ELGA hingegen basiert auf einer Systemarchitektur, die heute schon als veraltet bezeichnet werden kann. Wenn ELGA umgesetzt ist, ist es wahrscheinlich Anachronismus.

Fehleranfällig ist es nachgewiesenermaßen heute schon. Und das in einem Bereich, der die intimsten Sphären des Menschen betrifft. Wenn Politik also sagt, Gesundheit sei das höchste Gut des Menschen und der Gesellschaft, solle sie diesem Bekenntnis auch Taten folgen lassen. Und das höchste Gut schützen. Und nicht antizipierend kontrollieren und systematisieren. Das ist postdemokratisch.

Zur Klarstellung: Wir Ärzte und auch ich persönlich sind keine Maschinenstürmer. Wir verweigern uns der Informationstechnologie nicht, sondern entwickeln sie weiter. Viele IT-Revolutionen werden durch Mediziner ausgelöst. Als Labormediziner weiß ich, dass digitale Datenerfassung unerlässlich ist, dass bildgebende Verfahren einen Quantensprung in der Qualität und Sicherheit von Diagnosen staccatoartig gebracht haben, dass Dokumentation unerlässlich ist, ebenso wie der Zugang zu Datenbanken.

Informationstechnologie jedoch bedingt harmonisierte Systeme, harmonisierte Standards und vor allem laufende Prozessoptimierung. ELGA scheint dies zu ignorieren.

Ein viertes. Alle reden davon, dass ELGA nicht nur sicher ist, sondern auch Kosten reduziert. Das dürfte ein Trugschluss sein. Die Praktikabilität von ELGA ist nicht erwiesen. Es gibt auch keine aussagekräftigen Pilotversuche und Evaluierungen. Wenn man vergleicht, welche Fehler beim Musterprojekt E-Medikation passierten, kann man auf ELGA hochrechnen. Gute Nacht.

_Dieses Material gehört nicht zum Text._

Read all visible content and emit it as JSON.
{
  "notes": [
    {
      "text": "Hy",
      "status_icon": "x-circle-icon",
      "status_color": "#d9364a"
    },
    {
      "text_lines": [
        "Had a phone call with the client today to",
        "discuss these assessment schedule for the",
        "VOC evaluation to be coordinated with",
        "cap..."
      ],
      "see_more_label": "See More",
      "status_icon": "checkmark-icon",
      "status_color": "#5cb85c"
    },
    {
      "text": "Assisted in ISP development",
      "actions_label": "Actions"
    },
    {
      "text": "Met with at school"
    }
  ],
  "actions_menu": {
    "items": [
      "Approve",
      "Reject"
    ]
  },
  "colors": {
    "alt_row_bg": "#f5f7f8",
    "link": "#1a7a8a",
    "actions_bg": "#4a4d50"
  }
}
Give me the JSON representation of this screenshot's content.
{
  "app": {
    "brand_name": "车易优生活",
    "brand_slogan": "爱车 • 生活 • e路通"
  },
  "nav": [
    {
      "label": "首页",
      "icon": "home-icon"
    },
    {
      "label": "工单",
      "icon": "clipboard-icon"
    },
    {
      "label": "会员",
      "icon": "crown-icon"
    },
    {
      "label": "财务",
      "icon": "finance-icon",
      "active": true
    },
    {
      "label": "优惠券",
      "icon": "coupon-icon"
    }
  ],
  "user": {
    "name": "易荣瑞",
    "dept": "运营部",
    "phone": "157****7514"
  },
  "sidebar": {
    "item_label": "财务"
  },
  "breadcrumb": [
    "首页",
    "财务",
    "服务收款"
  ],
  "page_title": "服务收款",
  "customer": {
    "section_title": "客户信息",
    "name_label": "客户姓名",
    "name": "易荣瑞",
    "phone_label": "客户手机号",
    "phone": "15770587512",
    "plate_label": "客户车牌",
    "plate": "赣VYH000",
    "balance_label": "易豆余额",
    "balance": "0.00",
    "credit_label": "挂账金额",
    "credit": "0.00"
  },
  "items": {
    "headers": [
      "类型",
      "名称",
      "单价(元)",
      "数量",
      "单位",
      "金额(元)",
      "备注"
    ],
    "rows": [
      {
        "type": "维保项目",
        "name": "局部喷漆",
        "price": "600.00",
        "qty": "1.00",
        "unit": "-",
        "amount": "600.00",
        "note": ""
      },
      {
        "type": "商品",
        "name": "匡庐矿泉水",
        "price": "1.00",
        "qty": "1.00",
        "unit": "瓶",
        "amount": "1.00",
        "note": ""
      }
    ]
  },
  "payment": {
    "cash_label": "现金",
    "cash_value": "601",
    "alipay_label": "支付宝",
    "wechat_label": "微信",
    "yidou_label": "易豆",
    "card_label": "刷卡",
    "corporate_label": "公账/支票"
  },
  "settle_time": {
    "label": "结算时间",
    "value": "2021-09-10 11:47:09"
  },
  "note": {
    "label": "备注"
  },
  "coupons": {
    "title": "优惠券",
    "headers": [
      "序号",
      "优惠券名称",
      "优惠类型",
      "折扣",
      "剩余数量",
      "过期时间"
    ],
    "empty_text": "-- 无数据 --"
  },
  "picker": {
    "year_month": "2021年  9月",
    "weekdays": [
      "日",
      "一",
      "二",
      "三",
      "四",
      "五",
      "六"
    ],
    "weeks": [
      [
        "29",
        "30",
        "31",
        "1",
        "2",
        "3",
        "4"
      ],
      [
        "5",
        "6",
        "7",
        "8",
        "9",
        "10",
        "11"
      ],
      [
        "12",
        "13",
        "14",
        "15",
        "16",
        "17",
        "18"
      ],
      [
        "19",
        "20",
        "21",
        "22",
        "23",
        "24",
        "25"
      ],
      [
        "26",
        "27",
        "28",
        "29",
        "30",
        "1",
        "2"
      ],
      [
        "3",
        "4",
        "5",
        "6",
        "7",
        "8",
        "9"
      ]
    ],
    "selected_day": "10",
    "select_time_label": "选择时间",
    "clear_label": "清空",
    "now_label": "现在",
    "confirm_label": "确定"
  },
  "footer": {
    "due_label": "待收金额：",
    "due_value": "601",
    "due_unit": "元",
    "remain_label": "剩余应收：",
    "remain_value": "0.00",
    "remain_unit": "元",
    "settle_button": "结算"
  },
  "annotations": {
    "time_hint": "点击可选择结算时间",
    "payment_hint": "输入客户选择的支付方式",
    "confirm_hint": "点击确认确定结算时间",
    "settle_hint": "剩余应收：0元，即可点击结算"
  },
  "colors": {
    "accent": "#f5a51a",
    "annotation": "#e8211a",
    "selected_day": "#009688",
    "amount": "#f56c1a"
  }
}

Die Ärztekammer wird deshalb ihre Aufklärungsstrategie konsequent fortsetzen. Die Informationskampagne an die Patienten ist österreichweit angelaufen. Mündige Menschen sollen mit entscheiden, was sie wollen. Das nennen wir demokratisch.

Daher:Ja zu allem, was der Gesundheit und der Verbesserung des Gesundheitssystems dient, ja zu möglichst umfassende Dokumentationen. Aber Nein zur zwanghaften Beglückung der Patienten. Und vor allem: Nein zu einem Überwachungssystem, das vorgibt, Schutz zu sein.

Es gilt das Prinzip der Freiheit und Freiwilligkeit.